In its 2012 Strategic Sustainability Performance Plan, the USDA said despite that possibility, the department is “well-positioned” to meet federal requirements regarding climate change adaption steps.
“USDA will continue to support activities across government that helps its agencies adapt to and become positioned to meet the risks, challenges, and opportunities presented by climate change and variability,” the report said.
The annual report has been required by all federal departments since President Obama issued a 2009 executive order, which set targets for reducing waste and pollution in federal operations by 2020.
The departments, including USDA, are expected to provide an overview of how agencies are saving taxpayer dollars, reducing carbon emissions, cutting waste, and saving energy.
This is the first year that the report contains climate change adaption plans to outline initiatives to reduce the vulnerability of federal programs, assets, and investments to the impacts of climate change, such as sea level rise or more frequent or severe extreme weather.

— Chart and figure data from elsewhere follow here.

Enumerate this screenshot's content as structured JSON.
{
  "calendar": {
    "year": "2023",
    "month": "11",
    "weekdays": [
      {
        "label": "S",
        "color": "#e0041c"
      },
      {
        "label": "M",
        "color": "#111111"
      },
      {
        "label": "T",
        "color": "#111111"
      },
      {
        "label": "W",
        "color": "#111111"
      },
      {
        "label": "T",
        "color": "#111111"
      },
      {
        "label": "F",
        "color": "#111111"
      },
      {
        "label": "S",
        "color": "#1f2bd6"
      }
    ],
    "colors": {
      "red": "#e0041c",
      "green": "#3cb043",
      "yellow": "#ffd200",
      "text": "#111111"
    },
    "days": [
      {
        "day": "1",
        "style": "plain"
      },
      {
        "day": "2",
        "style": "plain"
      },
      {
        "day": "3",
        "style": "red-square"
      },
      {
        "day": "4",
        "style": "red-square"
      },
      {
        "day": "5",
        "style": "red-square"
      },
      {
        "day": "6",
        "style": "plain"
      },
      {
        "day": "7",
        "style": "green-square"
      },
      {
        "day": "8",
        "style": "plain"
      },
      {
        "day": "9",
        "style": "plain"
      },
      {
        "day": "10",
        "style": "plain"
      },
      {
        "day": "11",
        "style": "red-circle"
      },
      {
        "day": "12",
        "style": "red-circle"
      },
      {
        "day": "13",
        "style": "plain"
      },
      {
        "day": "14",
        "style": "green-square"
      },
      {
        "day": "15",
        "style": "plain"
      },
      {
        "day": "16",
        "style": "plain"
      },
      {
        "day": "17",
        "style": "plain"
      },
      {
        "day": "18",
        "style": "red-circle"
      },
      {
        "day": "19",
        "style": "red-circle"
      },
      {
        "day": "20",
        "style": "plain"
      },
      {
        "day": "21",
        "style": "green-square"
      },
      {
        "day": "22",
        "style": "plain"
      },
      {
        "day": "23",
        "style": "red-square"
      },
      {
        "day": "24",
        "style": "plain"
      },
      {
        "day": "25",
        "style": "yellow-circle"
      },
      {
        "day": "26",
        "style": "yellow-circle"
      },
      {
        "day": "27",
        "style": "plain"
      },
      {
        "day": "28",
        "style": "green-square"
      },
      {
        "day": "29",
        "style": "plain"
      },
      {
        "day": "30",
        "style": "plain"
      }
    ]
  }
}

“By integrating climate change adaptation strategies into USDA’s programs and operations, USDA better ensures that taxpayer resources are invested wisely and that its services and operations remain effective in current and future climate conditions,” the report said.
While the report did not detail how climate change could potentially disrupt USDA obligations, it indicated that the department will “identify how climate change is likely to affect its ability to achieve USDA mission, operations, and policy and program objectives.”

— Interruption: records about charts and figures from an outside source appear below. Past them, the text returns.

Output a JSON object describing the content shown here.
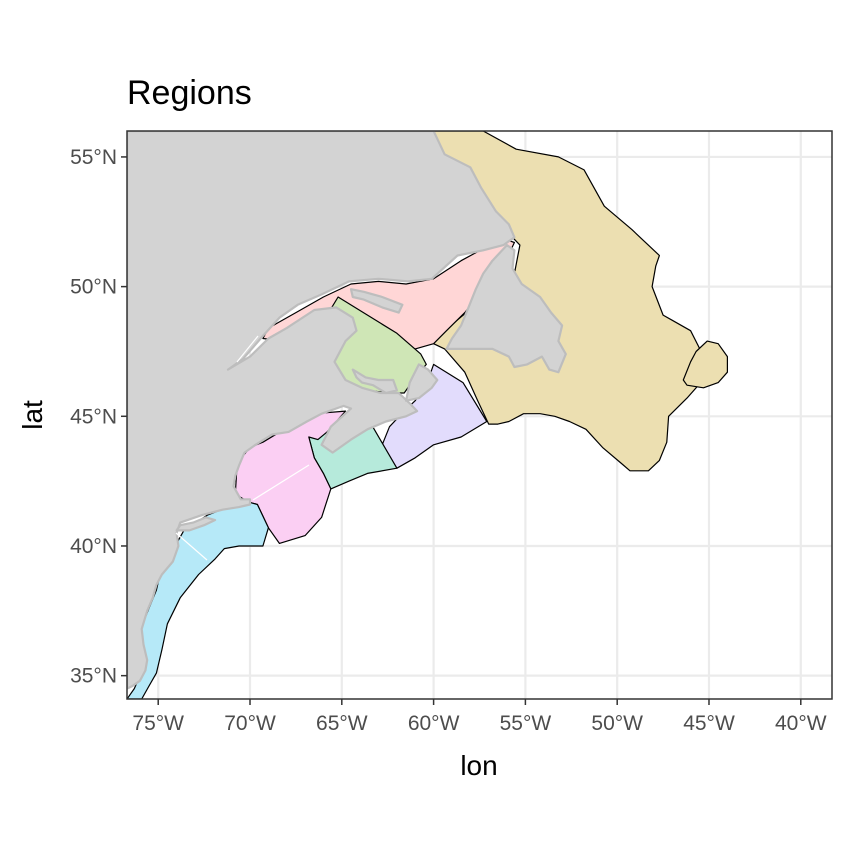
{
  "title": "Regions",
  "x_axis": {
    "label": "lon",
    "range": [
      -76.7,
      -38.3
    ],
    "ticks": [
      {
        "value": -75,
        "label": "75°W"
      },
      {
        "value": -70,
        "label": "70°W"
      },
      {
        "value": -65,
        "label": "65°W"
      },
      {
        "value": -60,
        "label": "60°W"
      },
      {
        "value": -55,
        "label": "55°W"
      },
      {
        "value": -50,
        "label": "50°W"
      },
      {
        "value": -45,
        "label": "45°W"
      },
      {
        "value": -40,
        "label": "40°W"
      }
    ]
  },
  "y_axis": {
    "label": "lat",
    "range": [
      34.1,
      56.0
    ],
    "ticks": [
      {
        "value": 35,
        "label": "35°N"
      },
      {
        "value": 40,
        "label": "40°N"
      },
      {
        "value": 45,
        "label": "45°N"
      },
      {
        "value": 50,
        "label": "50°N"
      },
      {
        "value": 55,
        "label": "55°N"
      }
    ]
  },
  "style": {
    "panel_background": "#ffffff",
    "grid_color": "#ebebeb",
    "land_fill": "#d3d3d3",
    "land_outline": "#bdbdbd",
    "grid": true,
    "legend": "none"
  },
  "regions": [
    {
      "id": "labrador-newfoundland-shelf",
      "fill": "#ecdfb1",
      "lonlat": [
        [
          -57.3,
          56.0
        ],
        [
          -55.5,
          55.3
        ],
        [
          -53.2,
          55.0
        ],
        [
          -51.8,
          54.5
        ],
        [
          -50.7,
          53.1
        ],
        [
          -49.2,
          52.2
        ],
        [
          -47.7,
          51.2
        ],
        [
          -47.9,
          50.8
        ],
        [
          -48.1,
          50.0
        ],
        [
          -47.5,
          48.9
        ],
        [
          -47.0,
          48.7
        ],
        [
          -46.0,
          48.3
        ],
        [
          -45.5,
          47.6
        ],
        [
          -45.3,
          47.1
        ],
        [
          -45.2,
          46.5
        ],
        [
          -46.2,
          45.7
        ],
        [
          -47.2,
          45.0
        ],
        [
          -47.3,
          44.0
        ],
        [
          -47.7,
          43.3
        ],
        [
          -48.3,
          42.9
        ],
        [
          -49.3,
          42.9
        ],
        [
          -49.8,
          43.2
        ],
        [
          -50.8,
          43.8
        ],
        [
          -51.7,
          44.5
        ],
        [
          -52.6,
          44.8
        ],
        [
          -53.4,
          45.0
        ],
        [
          -54.2,
          45.1
        ],
        [
          -55.1,
          45.1
        ],
        [
          -55.9,
          44.8
        ],
        [
          -56.5,
          44.7
        ],
        [
          -57.0,
          44.7
        ],
        [
          -57.6,
          45.6
        ],
        [
          -58.3,
          46.7
        ],
        [
          -59.4,
          47.6
        ],
        [
          -60.0,
          47.8
        ],
        [
          -60.5,
          48.4
        ],
        [
          -58.9,
          48.6
        ],
        [
          -57.2,
          49.6
        ],
        [
          -55.6,
          50.5
        ],
        [
          -55.3,
          51.6
        ],
        [
          -55.7,
          51.9
        ],
        [
          -56.8,
          52.0
        ],
        [
          -58.1,
          53.2
        ],
        [
          -59.6,
          55.0
        ],
        [
          -60.0,
          56.0
        ]
      ]
    },
    {
      "id": "flemish-cap",
      "fill": "#ecdfb1",
      "lonlat": [
        [
          -46.4,
          46.4
        ],
        [
          -46.0,
          47.1
        ],
        [
          -45.7,
          47.5
        ],
        [
          -45.1,
          47.9
        ],
        [
          -44.5,
          47.8
        ],
        [
          -44.0,
          47.3
        ],
        [
          -44.0,
          46.7
        ],
        [
          -44.5,
          46.3
        ],
        [
          -45.3,
          46.1
        ],
        [
          -46.2,
          46.2
        ]
      ]
    },
    {
      "id": "gulf-of-st-lawrence",
      "fill": "#ffd6d6",
      "lonlat": [
        [
          -69.0,
          48.4
        ],
        [
          -67.5,
          49.0
        ],
        [
          -66.0,
          49.6
        ],
        [
          -64.5,
          50.1
        ],
        [
          -63.0,
          50.2
        ],
        [
          -61.5,
          50.1
        ],
        [
          -60.0,
          50.3
        ],
        [
          -58.5,
          51.0
        ],
        [
          -57.2,
          51.5
        ],
        [
          -56.0,
          51.8
        ],
        [
          -55.6,
          51.7
        ],
        [
          -56.0,
          51.1
        ],
        [
          -56.8,
          50.5
        ],
        [
          -57.4,
          49.8
        ],
        [
          -58.3,
          49.0
        ],
        [
          -59.3,
          48.3
        ],
        [
          -60.0,
          47.8
        ],
        [
          -61.0,
          47.6
        ],
        [
          -62.0,
          47.8
        ],
        [
          -63.3,
          48.2
        ],
        [
          -64.3,
          48.5
        ],
        [
          -65.5,
          48.6
        ],
        [
          -66.7,
          48.3
        ],
        [
          -68.0,
          47.9
        ],
        [
          -69.3,
          48.0
        ]
      ]
    },
    {
      "id": "southern-gulf",
      "fill": "#cfe6b6",
      "lonlat": [
        [
          -65.2,
          49.6
        ],
        [
          -62.0,
          48.2
        ],
        [
          -60.7,
          47.4
        ],
        [
          -60.4,
          47.0
        ],
        [
          -61.0,
          46.5
        ],
        [
          -61.6,
          45.9
        ],
        [
          -62.5,
          45.9
        ],
        [
          -63.5,
          46.0
        ],
        [
          -64.7,
          46.2
        ],
        [
          -65.5,
          47.0
        ],
        [
          -66.3,
          47.8
        ],
        [
          -65.8,
          48.9
        ]
      ]
    },
    {
      "id": "scotian-shelf-east",
      "fill": "#e2dcfc",
      "lonlat": [
        [
          -60.0,
          47.0
        ],
        [
          -58.4,
          46.3
        ],
        [
          -57.1,
          44.8
        ],
        [
          -58.5,
          44.2
        ],
        [
          -60.0,
          43.9
        ],
        [
          -61.0,
          43.4
        ],
        [
          -62.0,
          43.0
        ],
        [
          -62.8,
          43.2
        ],
        [
          -62.8,
          43.9
        ],
        [
          -62.4,
          44.6
        ],
        [
          -61.6,
          45.2
        ],
        [
          -61.0,
          45.6
        ],
        [
          -60.4,
          46.2
        ]
      ]
    },
    {
      "id": "scotian-shelf-west",
      "fill": "#b6eadb",
      "lonlat": [
        [
          -63.4,
          44.7
        ],
        [
          -62.0,
          43.0
        ],
        [
          -63.6,
          42.8
        ],
        [
          -64.6,
          42.5
        ],
        [
          -65.6,
          42.2
        ],
        [
          -66.0,
          42.8
        ],
        [
          -66.5,
          43.4
        ],
        [
          -66.8,
          44.2
        ],
        [
          -66.2,
          44.6
        ],
        [
          -65.0,
          44.7
        ]
      ]
    },
    {
      "id": "gulf-of-maine",
      "fill": "#fbcff3",
      "lonlat": [
        [
          -66.3,
          44.1
        ],
        [
          -65.8,
          44.4
        ],
        [
          -64.8,
          45.2
        ],
        [
          -66.5,
          45.1
        ],
        [
          -67.9,
          44.6
        ],
        [
          -69.3,
          44.0
        ],
        [
          -70.0,
          43.8
        ],
        [
          -70.7,
          43.2
        ],
        [
          -70.8,
          42.0
        ],
        [
          -70.1,
          41.7
        ],
        [
          -69.6,
          41.6
        ],
        [
          -69.0,
          40.7
        ],
        [
          -68.4,
          40.1
        ],
        [
          -67.0,
          40.4
        ],
        [
          -66.1,
          41.1
        ],
        [
          -65.6,
          42.2
        ],
        [
          -66.0,
          42.8
        ],
        [
          -66.5,
          43.4
        ],
        [
          -66.8,
          44.2
        ]
      ]
    },
    {
      "id": "mid-atlantic-bight",
      "fill": "#b6e9f8",
      "lonlat": [
        [
          -71.2,
          41.5
        ],
        [
          -72.3,
          41.2
        ],
        [
          -73.6,
          40.6
        ],
        [
          -74.0,
          40.1
        ],
        [
          -74.3,
          39.3
        ],
        [
          -74.9,
          38.9
        ],
        [
          -75.1,
          38.3
        ],
        [
          -75.5,
          37.6
        ],
        [
          -75.9,
          36.9
        ],
        [
          -76.0,
          36.2
        ],
        [
          -75.9,
          35.6
        ],
        [
          -76.0,
          35.0
        ],
        [
          -76.3,
          34.5
        ],
        [
          -76.7,
          34.1
        ],
        [
          -75.9,
          34.1
        ],
        [
          -75.5,
          34.6
        ],
        [
          -75.1,
          35.1
        ],
        [
          -74.8,
          36.0
        ],
        [
          -74.5,
          37.0
        ],
        [
          -73.8,
          38.0
        ],
        [
          -72.8,
          38.9
        ],
        [
          -71.9,
          39.5
        ],
        [
          -71.4,
          39.9
        ],
        [
          -70.6,
          40.0
        ],
        [
          -69.3,
          40.0
        ],
        [
          -69.0,
          40.7
        ],
        [
          -69.6,
          41.6
        ],
        [
          -70.1,
          41.7
        ],
        [
          -70.6,
          41.5
        ]
      ]
    }
  ],
  "land": [
    {
      "id": "north-america",
      "lonlat": [
        [
          -76.7,
          56.0
        ],
        [
          -60.0,
          56.0
        ],
        [
          -59.4,
          55.1
        ],
        [
          -58.0,
          54.6
        ],
        [
          -57.4,
          53.8
        ],
        [
          -56.6,
          52.9
        ],
        [
          -55.9,
          52.4
        ],
        [
          -55.6,
          51.9
        ],
        [
          -56.2,
          51.6
        ],
        [
          -57.3,
          51.4
        ],
        [
          -58.7,
          51.2
        ],
        [
          -60.1,
          50.3
        ],
        [
          -61.4,
          50.2
        ],
        [
          -63.0,
          50.3
        ],
        [
          -64.6,
          50.2
        ],
        [
          -66.1,
          49.7
        ],
        [
          -67.4,
          49.3
        ],
        [
          -68.4,
          48.8
        ],
        [
          -69.3,
          48.1
        ],
        [
          -70.4,
          47.2
        ],
        [
          -71.2,
          46.8
        ],
        [
          -70.0,
          47.3
        ],
        [
          -69.0,
          48.0
        ],
        [
          -68.0,
          48.4
        ],
        [
          -66.5,
          49.1
        ],
        [
          -65.3,
          49.2
        ],
        [
          -64.4,
          48.8
        ],
        [
          -64.2,
          48.3
        ],
        [
          -64.8,
          47.9
        ],
        [
          -65.4,
          47.1
        ],
        [
          -64.8,
          46.4
        ],
        [
          -63.9,
          46.1
        ],
        [
          -62.9,
          45.9
        ],
        [
          -61.9,
          45.9
        ],
        [
          -61.3,
          45.5
        ],
        [
          -60.9,
          45.2
        ],
        [
          -61.5,
          45.0
        ],
        [
          -62.6,
          44.8
        ],
        [
          -63.6,
          44.5
        ],
        [
          -64.5,
          44.1
        ],
        [
          -65.5,
          43.6
        ],
        [
          -66.1,
          43.9
        ],
        [
          -65.6,
          44.6
        ],
        [
          -64.5,
          45.3
        ],
        [
          -64.9,
          45.4
        ],
        [
          -66.1,
          45.1
        ],
        [
          -66.9,
          44.8
        ],
        [
          -67.9,
          44.4
        ],
        [
          -68.8,
          44.3
        ],
        [
          -69.7,
          43.9
        ],
        [
          -70.3,
          43.6
        ],
        [
          -70.6,
          43.1
        ],
        [
          -70.8,
          42.7
        ],
        [
          -70.9,
          42.3
        ],
        [
          -70.5,
          41.8
        ],
        [
          -70.0,
          41.8
        ],
        [
          -70.0,
          41.6
        ],
        [
          -70.6,
          41.5
        ],
        [
          -71.5,
          41.4
        ],
        [
          -72.6,
          41.2
        ],
        [
          -73.8,
          40.9
        ],
        [
          -74.0,
          40.5
        ],
        [
          -73.9,
          40.0
        ],
        [
          -74.2,
          39.4
        ],
        [
          -74.8,
          38.9
        ],
        [
          -75.1,
          38.5
        ],
        [
          -75.3,
          38.0
        ],
        [
          -75.6,
          37.5
        ],
        [
          -75.9,
          36.8
        ],
        [
          -75.8,
          36.2
        ],
        [
          -75.6,
          35.6
        ],
        [
          -75.7,
          35.2
        ],
        [
          -76.0,
          34.8
        ],
        [
          -76.4,
          34.6
        ],
        [
          -76.7,
          34.5
        ]
      ]
    },
    {
      "id": "newfoundland",
      "lonlat": [
        [
          -59.3,
          47.6
        ],
        [
          -59.0,
          48.0
        ],
        [
          -58.5,
          48.5
        ],
        [
          -58.1,
          49.2
        ],
        [
          -57.7,
          49.9
        ],
        [
          -57.3,
          50.5
        ],
        [
          -56.8,
          51.0
        ],
        [
          -56.0,
          51.6
        ],
        [
          -55.6,
          51.4
        ],
        [
          -55.7,
          50.7
        ],
        [
          -55.2,
          50.1
        ],
        [
          -54.2,
          49.6
        ],
        [
          -53.6,
          49.0
        ],
        [
          -53.0,
          48.5
        ],
        [
          -53.2,
          47.9
        ],
        [
          -52.8,
          47.4
        ],
        [
          -53.2,
          46.7
        ],
        [
          -53.7,
          46.8
        ],
        [
          -54.1,
          47.3
        ],
        [
          -54.9,
          47.0
        ],
        [
          -55.6,
          46.9
        ],
        [
          -55.9,
          47.3
        ],
        [
          -56.8,
          47.6
        ],
        [
          -57.9,
          47.6
        ],
        [
          -59.0,
          47.6
        ]
      ]
    },
    {
      "id": "prince-edward-island",
      "lonlat": [
        [
          -64.4,
          46.8
        ],
        [
          -63.7,
          46.5
        ],
        [
          -63.0,
          46.4
        ],
        [
          -62.2,
          46.4
        ],
        [
          -62.0,
          46.0
        ],
        [
          -62.6,
          45.9
        ],
        [
          -63.3,
          46.2
        ],
        [
          -63.9,
          46.3
        ],
        [
          -64.2,
          46.5
        ]
      ]
    },
    {
      "id": "anticosti-island",
      "lonlat": [
        [
          -64.5,
          49.9
        ],
        [
          -63.8,
          49.8
        ],
        [
          -62.8,
          49.6
        ],
        [
          -61.7,
          49.3
        ],
        [
          -61.9,
          49.0
        ],
        [
          -62.8,
          49.2
        ],
        [
          -63.8,
          49.5
        ],
        [
          -64.4,
          49.6
        ]
      ]
    },
    {
      "id": "cape-breton-island",
      "lonlat": [
        [
          -61.5,
          45.6
        ],
        [
          -60.8,
          45.7
        ],
        [
          -60.1,
          46.1
        ],
        [
          -59.8,
          46.4
        ],
        [
          -60.3,
          46.8
        ],
        [
          -60.8,
          47.0
        ],
        [
          -61.3,
          46.3
        ]
      ]
    },
    {
      "id": "long-island",
      "lonlat": [
        [
          -74.0,
          40.6
        ],
        [
          -73.3,
          40.6
        ],
        [
          -72.5,
          40.8
        ],
        [
          -71.9,
          41.0
        ],
        [
          -72.4,
          41.1
        ],
        [
          -73.1,
          40.9
        ],
        [
          -73.8,
          40.8
        ]
      ]
    }
  ]
}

The report discusses USDA’s effort to reduce its greenhouse gas emissions (GHG), energy use in its buildings, and fuel use by its fleet vehicles, as well as other environmentally-friendly reductions.
For instance, the report found the department failed to achieve its fiscal year 2011 GHG emissions reduction target due to a rise in the consumption of fleet-related petroleum fuel use. However, the department fared well in relation to its buildings, where it achieved a 21.8 percent reduction in energy intensity in FY 2011.
The report also found the department is on track to recycle 50 percent of its construction and demolition debris by FY 2015.
Overall, the federal government has been seeing results of the executive order in the form of “reduced utility bills, more efficient operations, and less waste and pollution,” according to Nancy Sutley, chair of the White House Council on Environmental Quality.
The USDA report will be available for 60 days of public comment, and may be updated as needed.